La Bourse de Séoul a finalement terminé en baisse jeudi après un bond en séance, tiraillée entre regain d’optimisme et prudence après deux jours de plongeon, digérant des résultats de Samsung portés par l’IA, tandis que la reprise des frappes américaines en Iran soutient le pétrole.
Séoul souffle
L’indice phare de la place sud-coréenne, le Kospi, a clôturé en léger repli de 1,23% à 5593 points, après avoir gagné plus de 5% dans les échanges de la matinée, puis de se stabiliser.
L’indice avait dégringolé mardi et mercredi, après avoir atteint un plus haut le mois dernier, plombé par les inquiétudes au sujet d’un engouement excessif pour l’intelligence artificielle (IA), alors que le secteur a englouti d’énormes sommes d’argent sur fond de percée technologique redoutée pour la concurrence chinoise
Un regain d’optimisme s’est manifesté jeudi avec les résultats du géant sud-coréen Samsung Electronics. Il a annoncé avoir multiplié par 19 son bénéfice d’exploitation trimestriel sur un an, porté par la forte demande en puces mémoire nécessaires à l’IA. Son chiffre d’affaires a connu une hausse de 130% sur un an, et son bénéfice net de quelque 1.300%.
Des résultats conformes aux attentes d’après l’agence de presse sud-coréenne Yonhap. Mais l’action Samsung, qui avait plongé mardi et mercredi, a finalement terminé en petite baisse de 0,72%, après avoir fortement grimpé en cours de séance.
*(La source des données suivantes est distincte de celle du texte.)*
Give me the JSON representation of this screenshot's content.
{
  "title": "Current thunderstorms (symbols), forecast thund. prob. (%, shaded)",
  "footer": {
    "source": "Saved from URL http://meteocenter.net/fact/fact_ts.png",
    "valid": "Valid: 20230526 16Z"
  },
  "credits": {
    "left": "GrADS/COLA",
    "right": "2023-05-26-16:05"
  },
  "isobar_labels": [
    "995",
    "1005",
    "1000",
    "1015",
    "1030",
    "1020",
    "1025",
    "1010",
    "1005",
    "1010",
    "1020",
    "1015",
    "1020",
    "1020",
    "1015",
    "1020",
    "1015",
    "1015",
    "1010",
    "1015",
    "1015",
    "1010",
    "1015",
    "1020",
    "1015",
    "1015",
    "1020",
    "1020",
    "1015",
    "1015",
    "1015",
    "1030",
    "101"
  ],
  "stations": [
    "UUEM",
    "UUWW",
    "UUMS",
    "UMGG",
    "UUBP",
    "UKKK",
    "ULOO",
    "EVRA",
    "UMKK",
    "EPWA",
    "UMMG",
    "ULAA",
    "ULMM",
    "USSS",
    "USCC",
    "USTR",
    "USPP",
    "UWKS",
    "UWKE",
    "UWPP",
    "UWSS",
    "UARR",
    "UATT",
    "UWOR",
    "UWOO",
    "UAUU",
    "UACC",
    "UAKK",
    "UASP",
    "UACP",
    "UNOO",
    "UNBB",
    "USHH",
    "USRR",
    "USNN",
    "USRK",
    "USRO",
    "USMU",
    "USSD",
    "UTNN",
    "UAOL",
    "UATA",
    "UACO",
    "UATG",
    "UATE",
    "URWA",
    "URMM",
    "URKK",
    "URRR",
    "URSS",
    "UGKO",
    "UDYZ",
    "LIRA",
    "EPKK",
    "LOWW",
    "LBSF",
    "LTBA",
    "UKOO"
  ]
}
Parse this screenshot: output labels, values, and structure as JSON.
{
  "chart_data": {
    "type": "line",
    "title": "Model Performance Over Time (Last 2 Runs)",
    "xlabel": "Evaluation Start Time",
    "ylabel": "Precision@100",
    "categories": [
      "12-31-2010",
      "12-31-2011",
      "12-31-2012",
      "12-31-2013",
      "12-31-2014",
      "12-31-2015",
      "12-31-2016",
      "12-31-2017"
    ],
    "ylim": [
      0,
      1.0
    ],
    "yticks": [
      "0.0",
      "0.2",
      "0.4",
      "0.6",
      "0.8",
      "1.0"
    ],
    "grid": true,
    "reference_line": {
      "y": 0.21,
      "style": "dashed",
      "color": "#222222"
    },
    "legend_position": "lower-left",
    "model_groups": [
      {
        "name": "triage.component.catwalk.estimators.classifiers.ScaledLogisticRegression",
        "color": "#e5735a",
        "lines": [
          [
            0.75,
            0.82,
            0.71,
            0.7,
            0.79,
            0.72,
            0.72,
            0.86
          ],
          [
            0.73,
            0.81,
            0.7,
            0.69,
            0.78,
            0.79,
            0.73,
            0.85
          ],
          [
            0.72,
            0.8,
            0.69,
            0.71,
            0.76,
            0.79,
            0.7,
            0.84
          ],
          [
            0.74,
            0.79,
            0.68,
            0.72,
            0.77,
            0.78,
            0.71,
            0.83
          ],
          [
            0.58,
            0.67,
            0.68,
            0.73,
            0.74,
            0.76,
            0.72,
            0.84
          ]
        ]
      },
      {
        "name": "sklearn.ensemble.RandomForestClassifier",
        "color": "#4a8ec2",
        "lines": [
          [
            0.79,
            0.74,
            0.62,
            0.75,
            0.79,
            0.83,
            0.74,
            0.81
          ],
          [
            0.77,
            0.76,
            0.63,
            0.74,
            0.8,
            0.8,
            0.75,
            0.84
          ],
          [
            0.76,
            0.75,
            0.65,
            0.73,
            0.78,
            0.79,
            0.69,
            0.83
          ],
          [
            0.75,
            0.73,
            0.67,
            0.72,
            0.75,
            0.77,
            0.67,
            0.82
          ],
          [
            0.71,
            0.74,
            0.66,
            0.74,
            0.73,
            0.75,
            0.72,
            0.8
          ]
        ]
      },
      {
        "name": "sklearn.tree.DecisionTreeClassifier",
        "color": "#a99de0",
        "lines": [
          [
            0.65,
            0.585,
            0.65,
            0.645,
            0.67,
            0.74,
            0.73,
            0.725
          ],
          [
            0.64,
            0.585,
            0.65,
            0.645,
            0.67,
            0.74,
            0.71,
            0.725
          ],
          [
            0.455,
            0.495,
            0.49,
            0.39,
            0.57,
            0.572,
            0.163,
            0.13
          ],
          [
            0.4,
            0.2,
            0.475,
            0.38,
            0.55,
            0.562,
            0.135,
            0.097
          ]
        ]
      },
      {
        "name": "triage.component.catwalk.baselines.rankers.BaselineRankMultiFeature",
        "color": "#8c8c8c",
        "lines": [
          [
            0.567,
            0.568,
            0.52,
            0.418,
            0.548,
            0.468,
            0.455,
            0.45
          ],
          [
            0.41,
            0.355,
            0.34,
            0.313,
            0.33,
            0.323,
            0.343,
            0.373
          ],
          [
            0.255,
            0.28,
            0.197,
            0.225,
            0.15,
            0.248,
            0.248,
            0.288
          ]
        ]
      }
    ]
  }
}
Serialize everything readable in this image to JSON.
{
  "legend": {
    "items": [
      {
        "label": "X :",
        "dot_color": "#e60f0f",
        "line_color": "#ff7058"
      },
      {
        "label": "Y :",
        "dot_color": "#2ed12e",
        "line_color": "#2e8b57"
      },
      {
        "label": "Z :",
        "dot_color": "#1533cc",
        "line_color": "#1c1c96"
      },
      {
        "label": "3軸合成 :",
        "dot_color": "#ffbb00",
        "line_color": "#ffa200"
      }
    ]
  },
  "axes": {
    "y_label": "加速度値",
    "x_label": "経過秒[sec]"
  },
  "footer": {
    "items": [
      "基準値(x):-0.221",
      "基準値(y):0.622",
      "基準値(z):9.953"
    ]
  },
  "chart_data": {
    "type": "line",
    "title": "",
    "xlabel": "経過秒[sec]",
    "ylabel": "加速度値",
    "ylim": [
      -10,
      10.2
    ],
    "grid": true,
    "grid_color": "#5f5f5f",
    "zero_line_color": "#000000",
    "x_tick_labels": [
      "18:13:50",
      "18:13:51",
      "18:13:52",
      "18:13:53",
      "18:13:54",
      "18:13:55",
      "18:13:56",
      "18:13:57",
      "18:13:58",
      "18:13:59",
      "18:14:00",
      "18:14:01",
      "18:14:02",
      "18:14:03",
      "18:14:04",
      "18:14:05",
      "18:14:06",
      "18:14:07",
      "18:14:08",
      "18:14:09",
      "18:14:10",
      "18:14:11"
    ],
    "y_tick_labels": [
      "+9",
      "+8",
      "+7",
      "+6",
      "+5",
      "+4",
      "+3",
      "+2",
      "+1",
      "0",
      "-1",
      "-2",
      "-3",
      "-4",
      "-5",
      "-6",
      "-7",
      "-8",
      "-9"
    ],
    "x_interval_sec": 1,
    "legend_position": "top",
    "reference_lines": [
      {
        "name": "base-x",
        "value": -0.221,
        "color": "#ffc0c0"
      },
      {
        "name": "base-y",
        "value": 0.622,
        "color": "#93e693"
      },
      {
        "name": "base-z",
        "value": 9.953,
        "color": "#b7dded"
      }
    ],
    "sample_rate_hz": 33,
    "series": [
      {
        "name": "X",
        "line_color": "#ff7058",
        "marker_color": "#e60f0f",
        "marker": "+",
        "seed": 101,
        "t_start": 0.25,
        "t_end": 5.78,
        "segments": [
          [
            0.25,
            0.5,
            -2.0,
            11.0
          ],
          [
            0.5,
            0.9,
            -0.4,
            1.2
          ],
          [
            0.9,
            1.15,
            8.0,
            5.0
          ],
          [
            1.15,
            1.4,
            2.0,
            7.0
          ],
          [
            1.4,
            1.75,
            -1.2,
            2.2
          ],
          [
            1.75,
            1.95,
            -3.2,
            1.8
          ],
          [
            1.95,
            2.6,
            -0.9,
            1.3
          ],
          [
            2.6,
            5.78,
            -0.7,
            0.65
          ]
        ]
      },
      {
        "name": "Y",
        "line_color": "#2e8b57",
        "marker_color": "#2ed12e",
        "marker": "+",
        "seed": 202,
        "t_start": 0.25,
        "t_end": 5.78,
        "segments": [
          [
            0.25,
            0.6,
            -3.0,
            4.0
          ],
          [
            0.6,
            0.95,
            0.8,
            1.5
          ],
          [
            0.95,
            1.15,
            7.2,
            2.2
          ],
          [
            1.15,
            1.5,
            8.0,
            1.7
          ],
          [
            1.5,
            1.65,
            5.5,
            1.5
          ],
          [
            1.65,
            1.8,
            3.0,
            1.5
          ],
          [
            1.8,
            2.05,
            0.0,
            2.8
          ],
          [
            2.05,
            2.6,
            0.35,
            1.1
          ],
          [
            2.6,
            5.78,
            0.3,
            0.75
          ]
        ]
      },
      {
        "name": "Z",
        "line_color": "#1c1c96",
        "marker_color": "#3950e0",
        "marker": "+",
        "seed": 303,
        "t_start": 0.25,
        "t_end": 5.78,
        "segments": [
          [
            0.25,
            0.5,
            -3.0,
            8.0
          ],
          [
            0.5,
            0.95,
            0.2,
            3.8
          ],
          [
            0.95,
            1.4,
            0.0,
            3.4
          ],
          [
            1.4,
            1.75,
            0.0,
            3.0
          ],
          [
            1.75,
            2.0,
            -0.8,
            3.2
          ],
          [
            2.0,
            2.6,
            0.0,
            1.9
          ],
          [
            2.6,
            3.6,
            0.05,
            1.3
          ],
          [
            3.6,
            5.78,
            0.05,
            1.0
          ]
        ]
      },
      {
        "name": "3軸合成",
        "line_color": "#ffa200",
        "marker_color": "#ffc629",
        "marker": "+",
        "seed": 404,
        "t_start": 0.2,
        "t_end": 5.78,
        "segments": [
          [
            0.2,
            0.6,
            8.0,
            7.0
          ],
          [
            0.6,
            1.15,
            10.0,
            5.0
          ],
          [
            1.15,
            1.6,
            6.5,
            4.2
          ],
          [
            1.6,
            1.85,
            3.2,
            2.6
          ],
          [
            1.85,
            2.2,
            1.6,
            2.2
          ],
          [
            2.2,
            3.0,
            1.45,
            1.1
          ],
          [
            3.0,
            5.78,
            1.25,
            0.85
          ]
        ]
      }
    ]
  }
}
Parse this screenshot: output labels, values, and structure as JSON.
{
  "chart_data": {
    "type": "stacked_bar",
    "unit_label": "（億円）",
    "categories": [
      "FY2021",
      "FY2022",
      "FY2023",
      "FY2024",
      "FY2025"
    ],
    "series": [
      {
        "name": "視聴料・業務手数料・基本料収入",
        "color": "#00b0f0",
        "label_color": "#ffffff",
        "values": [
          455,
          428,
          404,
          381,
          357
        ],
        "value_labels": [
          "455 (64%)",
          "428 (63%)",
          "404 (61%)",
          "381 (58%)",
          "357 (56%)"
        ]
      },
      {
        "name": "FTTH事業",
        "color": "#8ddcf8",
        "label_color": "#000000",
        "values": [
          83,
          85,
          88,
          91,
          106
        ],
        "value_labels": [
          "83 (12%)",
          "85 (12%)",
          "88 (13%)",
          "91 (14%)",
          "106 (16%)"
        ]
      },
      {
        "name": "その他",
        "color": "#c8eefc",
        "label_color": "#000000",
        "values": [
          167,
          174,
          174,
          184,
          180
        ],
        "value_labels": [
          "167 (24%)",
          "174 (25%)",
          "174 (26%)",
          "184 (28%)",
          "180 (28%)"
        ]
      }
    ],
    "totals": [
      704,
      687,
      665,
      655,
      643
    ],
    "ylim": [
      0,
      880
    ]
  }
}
A la Bourse de Tokyo, également agitée par la tech ces dernières semaines, l’indice Nikkei a terminé en hausse de 0,71% à 61’867,43 points.
Cette évolution favorable intervient après que Microsoft a affiché mercredi des résultats trimestriels supérieurs aux attentes, tirés par l’informatique à distance («cloud») et l’IA.
La Bourse de Taipei a cédé 0,26%. Et le Hang Seng hongkongais gagnait 0,27% vers 06H30 GMT.
Le pétrole ferme
Des frappes américaines en Iran menées jeudi en représailles à des attaques iraniennes contre les forces américaines basées au Moyen-Orient faisaient encore monter le pétrole.
Auparavant, plusieurs jours d’accalmie avaient fait espérer une issue au conflit, initié fin février par les Etats-Unis et Israël, qui a entraîné le blocage du très stratégique détroit d’Ormuz.
Vers 8h30, le prix du baril de Brent de la mer du Nord, référence du marché mondial, gagnait 2,62% à 93,21 dollars. Son équivalent américain, le West Texas Intermediate, progressait de 1,69% à 85,88 dollars le baril.
«On craint que la guerre soit en train de s’étendre», a commenté auprès de l’AFP Andy Lipow, analyste chez Lipow Oil Associates. «Ce qui n’aiderait en rien à rétablir les flux pétroliers» dans la région.
Sur le marché des changes, la monnaie japonaise perdait 0,1% à 163,57 yens pour un dollar, dans un marché attentiste avant une réunion vendredi de la Banque du Japon, et au lendemain d’un statu quo de la Réserve fédérale américaine (Fed).
L’or cédait du terrain (-0,8%) à 4035 dollars l’once.